Неужто я в самую точку попал? Повелся хан. Рыба наживку проглотила. Теперь бы только не сорвалась.

– Есть такая игра, – сказал я спокойно, – тавлеи называется. Впрочем, ты, наверное, про такую и не слыхивал.

– Я не слыхивал? – рванул на груди ворот шубы Кур-хан. – Да если и есть на земле лучший игрок, так он сейчас перед тобой сидит!

– Это ты, что ли?

– Я! – упер он руки в бока.

– Бахвалиться всякий может, – настала очередь мне улыбнуться, – а вот за доской все хвастовство куда-то прячется.

– Зря ты так, – почему-то обиделся Куря. – Я же тебя, как муху, на одну ладошку положу, а другой прихлопну.

– Ну, муху-то сперва поймать надобно.

– Ей! – крикнул он своим. – Доску несите, да тавлеи не забудьте.

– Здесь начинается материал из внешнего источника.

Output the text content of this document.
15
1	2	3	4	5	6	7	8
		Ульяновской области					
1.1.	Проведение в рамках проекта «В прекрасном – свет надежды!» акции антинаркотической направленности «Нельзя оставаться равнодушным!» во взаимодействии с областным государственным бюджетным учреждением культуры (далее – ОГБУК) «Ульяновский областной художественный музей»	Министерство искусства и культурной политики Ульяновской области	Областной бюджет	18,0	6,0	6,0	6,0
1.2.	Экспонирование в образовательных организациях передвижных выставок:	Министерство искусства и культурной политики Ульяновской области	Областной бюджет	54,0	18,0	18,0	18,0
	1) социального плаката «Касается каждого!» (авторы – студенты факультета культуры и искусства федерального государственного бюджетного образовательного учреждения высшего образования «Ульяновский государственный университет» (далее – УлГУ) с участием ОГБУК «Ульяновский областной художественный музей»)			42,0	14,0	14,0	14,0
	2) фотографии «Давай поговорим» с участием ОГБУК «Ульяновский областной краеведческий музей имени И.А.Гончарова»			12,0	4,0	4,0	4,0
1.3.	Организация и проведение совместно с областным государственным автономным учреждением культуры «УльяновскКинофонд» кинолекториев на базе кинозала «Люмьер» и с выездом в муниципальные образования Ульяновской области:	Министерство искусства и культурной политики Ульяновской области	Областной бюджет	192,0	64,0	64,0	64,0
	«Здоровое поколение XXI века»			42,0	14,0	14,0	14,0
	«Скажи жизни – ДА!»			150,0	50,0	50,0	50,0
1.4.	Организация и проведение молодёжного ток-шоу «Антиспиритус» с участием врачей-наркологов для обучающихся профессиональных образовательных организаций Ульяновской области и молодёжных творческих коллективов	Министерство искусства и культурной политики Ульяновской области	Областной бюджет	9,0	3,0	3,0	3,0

Доску расчерченную принесли и тавлеи, конечно, тоже не забыли. Да не абы какие: в сундучке дерева красного, с замочком хитроумным. Как тот замочек Куря открыл, так я и ахнул. Это вам не камушки черные с белым, это похлеще будет. На черной бархотке, в сафьяновых чехольчиках лежало в сундучке целое войско. Из золота и серебра воины вылиты. Короли яхонтовые, на одном шапка бирюзой синеет, на другом рубином красным.

– Ух, красота-то какая! – невольно у меня вырвалось.

Ничего мне на это Кур-хан не сказал, только взглянул горделиво, да еще подбородок задрал и губу нижнюю выпятил. Мол, знай наших.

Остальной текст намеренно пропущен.